I know I have posted about Pearl Harbor before, and you all have probably deduced that I work at a museum there! Anyway, I was talking to my husband and friends and realized how little people actually know about the attack beyond the Harbor.
Now, obviously the harbor was the main target by the Japanese, as it housed the U.S.’s pacific fleet, but Oahu was also riddled with army airfields – the other target of the Japanese as they were the only American aircraft within reach of Japan and it’s holdings. The main army air bases were Wheeler, towards the North Shore and adjacent to the army post – Schofield Barracks (where my husband is stationed!), the windward side of the island at Kaneohe Bay and Bellows, and South of the Harbor at Hickam.
Now, as the Japanese were attacking off the North shore, they had to pass through the two mountain ranges dividing the island; the only pass in the eastern mountain range is the Kole Kole pass, which is on Schofield Barracks. So on the morning of December 7th, 1941, the first U.S. military holdings on Oahu that were attacked was Schofield and Wheeler. My husband was telling me that now every morning as he drives onto post, all the can think about is how terrifying it must have been to be by that pass when the attacking aircraft passed though and opened up on those two posts.
Anyway, here is my list of little facts
– Because of all the airfields, two LTs (Taylor and Welch – who Ben Affleck and Josh Harttnet were loosely based upon in though movie Pearl Harbor) up on the N. Shore were able to get airborne and help counter the attack.
– Back then (and up unto the late 1990s) the only way to access the island was via ferry. So just think about the impact that had on evacuating the wounded from the island and the harbor.
– The U.S.S Utah is similarly left untouched as the Arizona. It rests on the opposite side of Ford Island, capsized, and entombing it’s sailors who were unable to escape.
– The U.S.S Enterprise was the only aircraft carrier stationed at Pearl Harbor that escaped the attack as it was out to sea – and it built quite the record for itself during its time in the Pacific during the war.
– A Japanese pilot who was trying to return to his fleet crash landing on Ni’ihau, and island off Kauai. His crash resulted in quite the conspiracy due to the large Japanese population of the islands.
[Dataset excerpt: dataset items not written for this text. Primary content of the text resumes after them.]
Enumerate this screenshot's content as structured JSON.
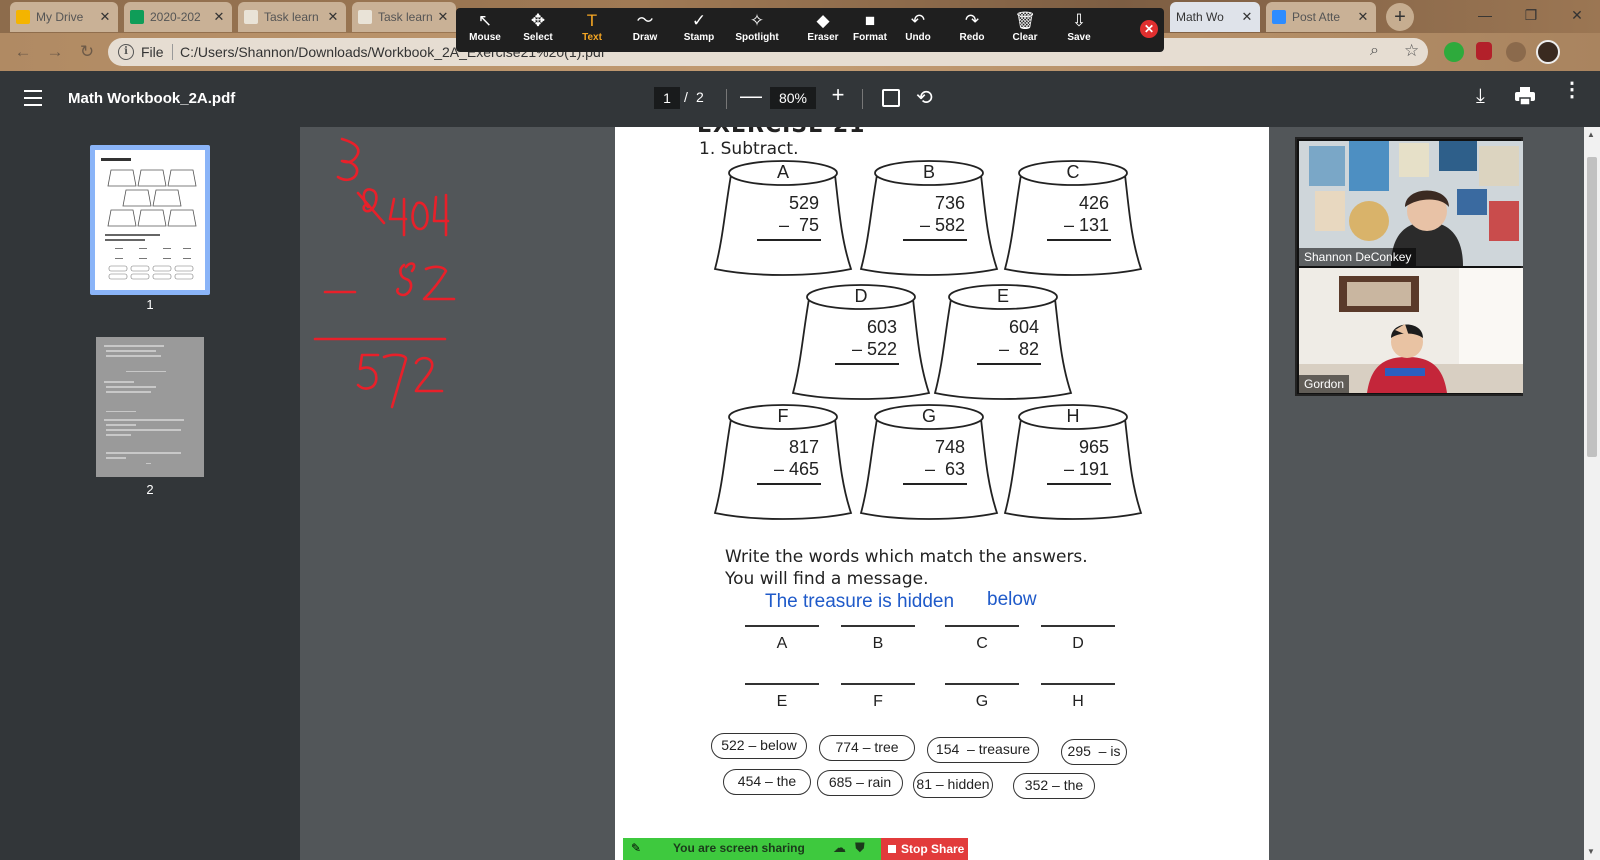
{
  "browser": {
    "tabs": [
      {
        "label": "My Drive",
        "fav_color": "#f4b400"
      },
      {
        "label": "2020-202",
        "fav_color": "#0f9d58"
      },
      {
        "label": "Task learn",
        "fav_color": "#e9e3d7"
      },
      {
        "label": "Task learn",
        "fav_color": "#e9e3d7"
      },
      {
        "label": "Math Wo",
        "fav_color": "#c9b196"
      },
      {
        "label": "Post Atte",
        "fav_color": "#2d8cff"
      }
    ],
    "close_glyph": "✕",
    "new_tab": "+",
    "address": {
      "scheme": "File",
      "url": "C:/Users/Shannon/Downloads/Workbook_2A_Exercise21%20(1).pdf"
    }
  },
  "zoom_toolbar": {
    "tools": [
      {
        "label": "Mouse",
        "icon": "↖"
      },
      {
        "label": "Select",
        "icon": "✥"
      },
      {
        "label": "Text",
        "icon": "T"
      },
      {
        "label": "Draw",
        "icon": "〜"
      },
      {
        "label": "Stamp",
        "icon": "✓"
      },
      {
        "label": "Spotlight",
        "icon": "✧"
      },
      {
        "label": "Eraser",
        "icon": "◆"
      },
      {
        "label": "Format",
        "icon": "■"
      },
      {
        "label": "Undo",
        "icon": "↶"
      },
      {
        "label": "Redo",
        "icon": "↷"
      },
      {
        "label": "Clear",
        "icon": "🗑"
      },
      {
        "label": "Save",
        "icon": "⇩"
      }
    ],
    "selected": "Text",
    "close": "✕"
  },
  "pdf_viewer": {
    "title": "Math Workbook_2A.pdf",
    "page_current": "1",
    "page_sep": "/",
    "page_total": "2",
    "zoom": "80%",
    "zoom_out": "—",
    "zoom_in": "+",
    "thumbnails": [
      "1",
      "2"
    ]
  },
  "worksheet": {
    "heading": "EXERCISE 21",
    "instruction": "1.  Subtract.",
    "stumps": [
      {
        "letter": "A",
        "top": "529",
        "bottom": "–  75"
      },
      {
        "letter": "B",
        "top": "736",
        "bottom": "– 582"
      },
      {
        "letter": "C",
        "top": "426",
        "bottom": "– 131"
      },
      {
        "letter": "D",
        "top": "603",
        "bottom": "– 522"
      },
      {
        "letter": "E",
        "top": "604",
        "bottom": "–  82"
      },
      {
        "letter": "F",
        "top": "817",
        "bottom": "– 465"
      },
      {
        "letter": "G",
        "top": "748",
        "bottom": "–  63"
      },
      {
        "letter": "H",
        "top": "965",
        "bottom": "– 191"
      }
    ],
    "message_line1": "Write the words which match the answers.",
    "message_line2": "You will find a message.",
    "typed_answer_1": "The treasure is hidden",
    "typed_answer_2": "below",
    "blank_labels": [
      "A",
      "B",
      "C",
      "D",
      "E",
      "F",
      "G",
      "H"
    ],
    "word_bank": [
      "522 – below",
      "774 – tree",
      "154  – treasure",
      "295  – is",
      "454 – the",
      "685 – rain",
      "81 – hidden",
      "352 – the"
    ]
  },
  "annotation": {
    "color": "#e8202a",
    "strings": [
      "604",
      "82",
      "5",
      "522"
    ]
  },
  "video_panel": {
    "participants": [
      "Shannon DeConkey",
      "Gordon"
    ]
  },
  "share_bar": {
    "status": "You are screen sharing",
    "stop": "Stop Share",
    "green": "#3ec93e",
    "red": "#e23b3b"
  }
}
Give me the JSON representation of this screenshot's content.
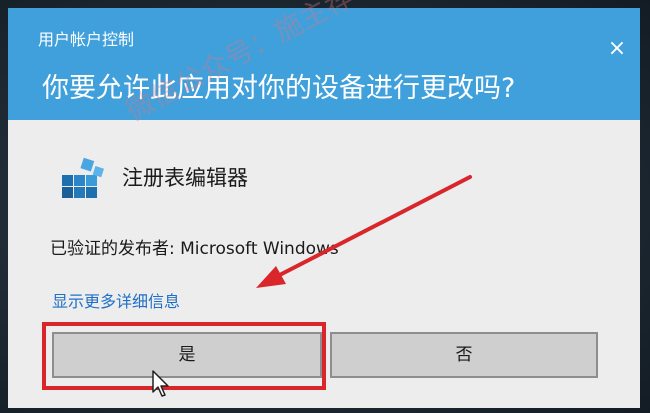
{
  "dialog": {
    "uac_title": "用户帐户控制",
    "question": "你要允许此应用对你的设备进行更改吗?",
    "close_symbol": "×",
    "app_name": "注册表编辑器",
    "publisher": "已验证的发布者: Microsoft Windows",
    "details_link": "显示更多详细信息",
    "yes_label": "是",
    "no_label": "否"
  },
  "watermark": {
    "text": "微信公众号：施主荐"
  },
  "icons": {
    "app": "registry-editor-icon",
    "close": "close-icon",
    "cursor": "mouse-cursor-icon"
  },
  "colors": {
    "header": "#3fa0dc",
    "link": "#1f6fc6",
    "annotation": "#d8262a"
  }
}
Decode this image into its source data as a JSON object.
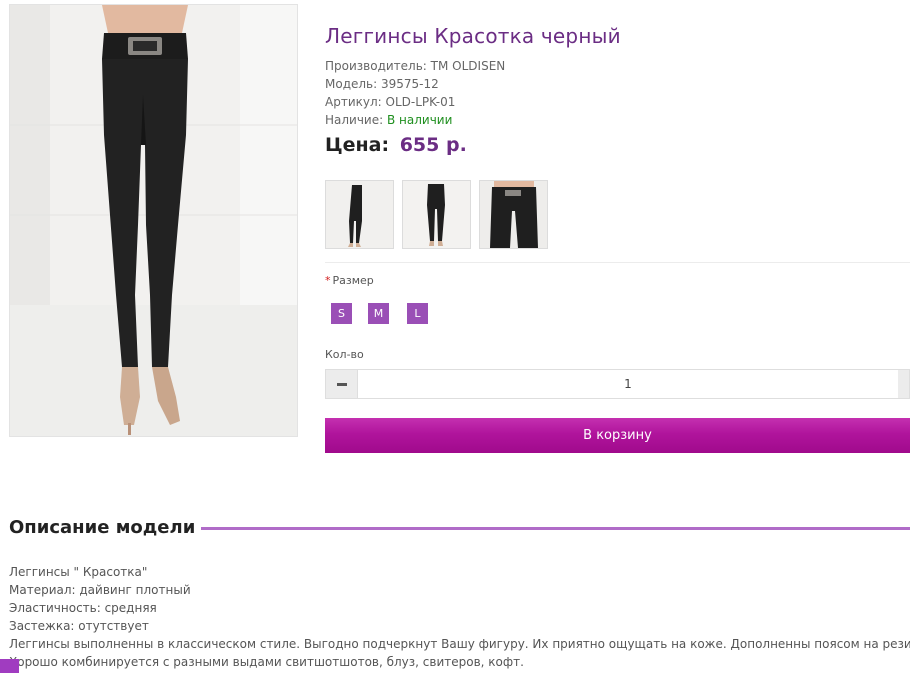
{
  "product": {
    "title": "Леггинсы Красотка черный",
    "manufacturer_label": "Производитель:",
    "manufacturer_value": "TM OLDISEN",
    "model_label": "Модель:",
    "model_value": "39575-12",
    "sku_label": "Артикул:",
    "sku_value": "OLD-LPK-01",
    "availability_label": "Наличие:",
    "availability_value": "В наличии",
    "price_label": "Цена:",
    "price_value": "655 р."
  },
  "options": {
    "required_mark": "*",
    "size_label": "Размер",
    "sizes": [
      "S",
      "M",
      "L"
    ]
  },
  "quantity": {
    "label": "Кол-во",
    "value": "1"
  },
  "cart": {
    "button_label": "В корзину"
  },
  "description": {
    "heading": "Описание модели",
    "lines": [
      "Леггинсы \" Красотка\"",
      "Материал: дайвинг плотный",
      "Эластичность: средняя",
      "Застежка: отутствует",
      "Леггинсы выполненны в классическом стиле. Выгодно подчеркнут Вашу фигуру. Их приятно ощущать на коже. Дополненны поясом на резинке.",
      "Хорошо комбинируется с разными выдами свитшотшотов, блуз, свитеров, кофт."
    ]
  },
  "colors": {
    "title": "#6b2d84",
    "price": "#6b2d84",
    "in_stock": "#1f8f1f",
    "size_button": "#9a4fb6",
    "cart_button": "#b0149c",
    "heading_rule": "#b06cc8"
  }
}
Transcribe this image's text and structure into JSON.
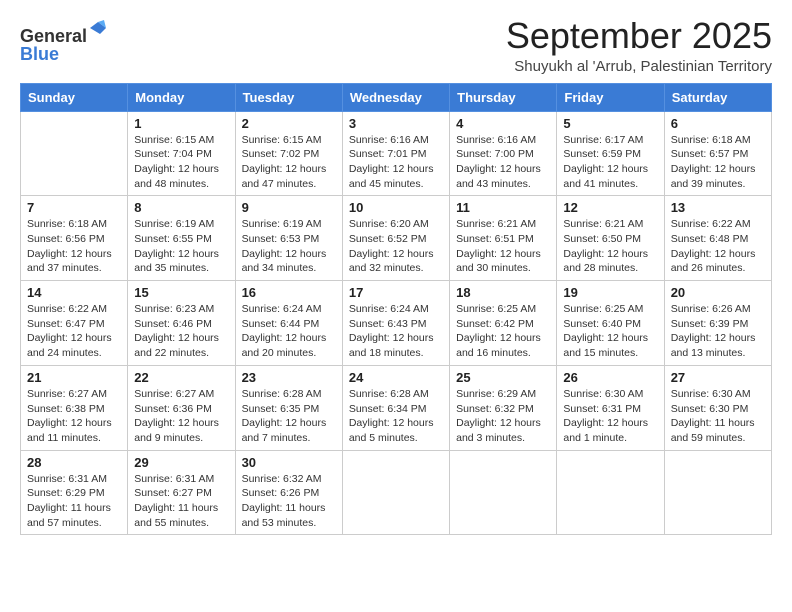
{
  "logo": {
    "general": "General",
    "blue": "Blue"
  },
  "title": "September 2025",
  "subtitle": "Shuyukh al 'Arrub, Palestinian Territory",
  "days_of_week": [
    "Sunday",
    "Monday",
    "Tuesday",
    "Wednesday",
    "Thursday",
    "Friday",
    "Saturday"
  ],
  "weeks": [
    [
      {
        "day": "",
        "info": ""
      },
      {
        "day": "1",
        "info": "Sunrise: 6:15 AM\nSunset: 7:04 PM\nDaylight: 12 hours and 48 minutes."
      },
      {
        "day": "2",
        "info": "Sunrise: 6:15 AM\nSunset: 7:02 PM\nDaylight: 12 hours and 47 minutes."
      },
      {
        "day": "3",
        "info": "Sunrise: 6:16 AM\nSunset: 7:01 PM\nDaylight: 12 hours and 45 minutes."
      },
      {
        "day": "4",
        "info": "Sunrise: 6:16 AM\nSunset: 7:00 PM\nDaylight: 12 hours and 43 minutes."
      },
      {
        "day": "5",
        "info": "Sunrise: 6:17 AM\nSunset: 6:59 PM\nDaylight: 12 hours and 41 minutes."
      },
      {
        "day": "6",
        "info": "Sunrise: 6:18 AM\nSunset: 6:57 PM\nDaylight: 12 hours and 39 minutes."
      }
    ],
    [
      {
        "day": "7",
        "info": "Sunrise: 6:18 AM\nSunset: 6:56 PM\nDaylight: 12 hours and 37 minutes."
      },
      {
        "day": "8",
        "info": "Sunrise: 6:19 AM\nSunset: 6:55 PM\nDaylight: 12 hours and 35 minutes."
      },
      {
        "day": "9",
        "info": "Sunrise: 6:19 AM\nSunset: 6:53 PM\nDaylight: 12 hours and 34 minutes."
      },
      {
        "day": "10",
        "info": "Sunrise: 6:20 AM\nSunset: 6:52 PM\nDaylight: 12 hours and 32 minutes."
      },
      {
        "day": "11",
        "info": "Sunrise: 6:21 AM\nSunset: 6:51 PM\nDaylight: 12 hours and 30 minutes."
      },
      {
        "day": "12",
        "info": "Sunrise: 6:21 AM\nSunset: 6:50 PM\nDaylight: 12 hours and 28 minutes."
      },
      {
        "day": "13",
        "info": "Sunrise: 6:22 AM\nSunset: 6:48 PM\nDaylight: 12 hours and 26 minutes."
      }
    ],
    [
      {
        "day": "14",
        "info": "Sunrise: 6:22 AM\nSunset: 6:47 PM\nDaylight: 12 hours and 24 minutes."
      },
      {
        "day": "15",
        "info": "Sunrise: 6:23 AM\nSunset: 6:46 PM\nDaylight: 12 hours and 22 minutes."
      },
      {
        "day": "16",
        "info": "Sunrise: 6:24 AM\nSunset: 6:44 PM\nDaylight: 12 hours and 20 minutes."
      },
      {
        "day": "17",
        "info": "Sunrise: 6:24 AM\nSunset: 6:43 PM\nDaylight: 12 hours and 18 minutes."
      },
      {
        "day": "18",
        "info": "Sunrise: 6:25 AM\nSunset: 6:42 PM\nDaylight: 12 hours and 16 minutes."
      },
      {
        "day": "19",
        "info": "Sunrise: 6:25 AM\nSunset: 6:40 PM\nDaylight: 12 hours and 15 minutes."
      },
      {
        "day": "20",
        "info": "Sunrise: 6:26 AM\nSunset: 6:39 PM\nDaylight: 12 hours and 13 minutes."
      }
    ],
    [
      {
        "day": "21",
        "info": "Sunrise: 6:27 AM\nSunset: 6:38 PM\nDaylight: 12 hours and 11 minutes."
      },
      {
        "day": "22",
        "info": "Sunrise: 6:27 AM\nSunset: 6:36 PM\nDaylight: 12 hours and 9 minutes."
      },
      {
        "day": "23",
        "info": "Sunrise: 6:28 AM\nSunset: 6:35 PM\nDaylight: 12 hours and 7 minutes."
      },
      {
        "day": "24",
        "info": "Sunrise: 6:28 AM\nSunset: 6:34 PM\nDaylight: 12 hours and 5 minutes."
      },
      {
        "day": "25",
        "info": "Sunrise: 6:29 AM\nSunset: 6:32 PM\nDaylight: 12 hours and 3 minutes."
      },
      {
        "day": "26",
        "info": "Sunrise: 6:30 AM\nSunset: 6:31 PM\nDaylight: 12 hours and 1 minute."
      },
      {
        "day": "27",
        "info": "Sunrise: 6:30 AM\nSunset: 6:30 PM\nDaylight: 11 hours and 59 minutes."
      }
    ],
    [
      {
        "day": "28",
        "info": "Sunrise: 6:31 AM\nSunset: 6:29 PM\nDaylight: 11 hours and 57 minutes."
      },
      {
        "day": "29",
        "info": "Sunrise: 6:31 AM\nSunset: 6:27 PM\nDaylight: 11 hours and 55 minutes."
      },
      {
        "day": "30",
        "info": "Sunrise: 6:32 AM\nSunset: 6:26 PM\nDaylight: 11 hours and 53 minutes."
      },
      {
        "day": "",
        "info": ""
      },
      {
        "day": "",
        "info": ""
      },
      {
        "day": "",
        "info": ""
      },
      {
        "day": "",
        "info": ""
      }
    ]
  ]
}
I don’t want to bore you guys with too much more. But if this has piqued your interest you should look up all the different airfields of the island back then; the reactions between the Americans occupying the territory, the Japanese, and the local Hawaiians; and the military’s reaction to the destruction of their equipment and holdings. It really was an awesome event (by the true definition of the word), the genius of the Japanese military, as well as the resilience of the U.S. and its soldiers who dealt with the aftermath and used it’s devastation to fuel their determination in the war.